Some of the buffer bloat problem is due to SO_SENDBUF being statically set to so...

natermer · on July 22, 2012

Well exposing it per application kinda defeats a bit of the purpose behind it. The point is that you get rid of the buffer so you get packet loss when the link to the other peer(s) is(are) saturated and allow the TCP congestion algorithms to work properly.

Even in a high latency high bandwidth situation having huge buffers is self-defeating. Anybody that has used Bittorrent and assumed their ISP was doing some sort of throttling were you have weird latency spikes and reduced performance... this is a direct result of buffer bloat in the majority of cases.

Large buffers only help in the case of a single TCP connection using up as much as the bandwidth as possible, which helps network routers and such things look good in benchmarks.

What you are talking about is some sort of Quality of Service type thing. Probably most usefully expressed at the edge of networks for prioritizing traffic and at the ISP level so they can route traffic through different internet links based on requirements.

ISPs have to deal with choosing different links to other networks and what it costs. They can do choose stuff like use main backbones versus secondary links and you get different trade-offs based cost versus latency and things of that nature. So ideally there should be some sort of flag you can set in the TCP packet that would indicate latency importance or some such thing. Or just making internet routing equipment application-protocol-aware.

Peaker · on July 22, 2012

By "expose it to the application", I mean in the flow-control sense. That send() (or select/epoll/etc) will block until there is room in the TCP window, rather than in the pre-determined buffer which will always be too small or too big.

The way it works now, the kernel is basically forcing applications to have buffer-bloat (fill a 0.5MB socket buffer), or auto-detect RTT or manually select a proper buffer size. All are bad options.

Also, in high-latency-high-bandwidth situations, the default 0.5MB buffer will simply fail to make use of the available bandwidth, so increasing the buffer size does not defeat the purpose. Latency spikes are a different situation, there are cases of constant high latency (e.g: inter-continental 1Gbps links).

halayli · on July 22, 2012

> So ideally there should be some sort of flag you can set in the TCP packet that would indicate latency importance or some such thing.

Such field exist in the IP header and is called TOS (Type of Service).

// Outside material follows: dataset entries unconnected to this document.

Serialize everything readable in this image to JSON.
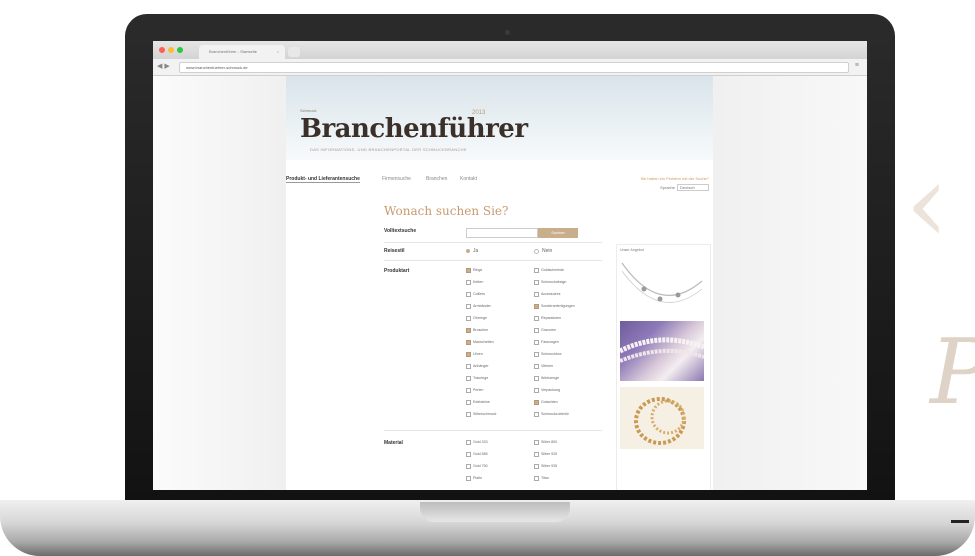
{
  "browser": {
    "tab_title": "Branchenführer - Startseite",
    "url": "www.branchenfuehrer-schmuck.de",
    "traffic_colors": [
      "#ff5f57",
      "#febc2e",
      "#28c840"
    ]
  },
  "site": {
    "logo_small": "Schmuck",
    "logo": "Branchenführer",
    "logo_sup": "2013",
    "tagline": "DAS INFORMATIONS- UND BRANCHENPORTAL DER SCHMUCKBRANCHE",
    "accent": "#c79b6e"
  },
  "nav": {
    "items": [
      "Produkt- und Lieferantensuche",
      "Firmensuche",
      "Branchen",
      "Kontakt"
    ],
    "search_link": "Sie haben ein Problem mit der Suche?",
    "lang_label": "Sprache",
    "lang_value": "Deutsch"
  },
  "form": {
    "title": "Wonach suchen Sie?",
    "fulltext_label": "Volltextsuche",
    "search_button": "Suchen",
    "domestic_label": "Reisestil",
    "radio_yes": "Ja",
    "radio_no": "Nein",
    "product_label": "Produktart",
    "material_label": "Material",
    "products_col1": [
      "Ringe",
      "Ketten",
      "Colliers",
      "Armbänder",
      "Ohrringe",
      "Broschen",
      "Manschetten",
      "Uhren",
      "Anhänger",
      "Trauringe",
      "Perlen",
      "Edelsteine",
      "Silberschmuck"
    ],
    "products_col2": [
      "Goldschmiede",
      "Schmuckdesign",
      "Accessoires",
      "Sonderanfertigungen",
      "Reparaturen",
      "Gravuren",
      "Fassungen",
      "Schmuckbox",
      "Vitrinen",
      "Werkzeuge",
      "Verpackung",
      "Gutachten",
      "Schmuckzubehör"
    ],
    "products_col1_checked": [
      true,
      false,
      false,
      false,
      false,
      true,
      true,
      true,
      false,
      false,
      false,
      false,
      false
    ],
    "products_col2_checked": [
      false,
      false,
      false,
      true,
      false,
      false,
      false,
      false,
      false,
      false,
      false,
      true,
      false
    ],
    "material_col1": [
      "Gold 333",
      "Gold 585",
      "Gold 750",
      "Platin"
    ],
    "material_col2": [
      "Silber 800",
      "Silber 925",
      "Silber 935",
      "Titan"
    ]
  },
  "sidebar": {
    "caption": "Unser Angebot"
  }
}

noselasd · on July 23, 2012

Regarding bittorrent, I'm wondering if that's not just as much the fault of crappy NAT modems. Around here everyone gets a Zyxel, and bittorrent totally chokes it periodically. The hash table used for NAT grows, the CPU can't handle it, to the point you can't even log in to the modem, and new TCP sessions get dropped until the NAT clears out the old TCP connections. (With a proper network device, this shouldn't be an issue, but it's one I see all the time with the cheap modems we get from the ISPs)

noselasd · on July 23, 2012

The socket send buffer from applications is not very relevant to buffer bloat, they do not cause retransmissions, nor do they contribute much visible latency.

Peaker · on July 23, 2012

0.5MB of buffer contributes a lot to latency when your link is slow.

Assuming a 1Mbit link, it takes 4 seconds of latency to send the default SO_SENDBUF.

noselasd · on July 23, 2012

True. But if you have 0.5MB data to send right now, it will take that long regardless of whether it is queued in the socket buffer or your application. Applications that need to care about this are typically not sitting on top of TCP, and would usually need to control the send buffer size anyway.

Peaker · on July 23, 2012

If you have 0.5MB data to send right now, you could queue it all in your application layer, then you could still decide to cancel it or schedule your sends based on your own priorities.

I agree that applications that care about this don't use TCP, but one of the primary reasons for this is exactly this problem: that you don't get to send at the edge of the TCP window. There are other reasons, of course, each of which is fixable (and should be fixed!)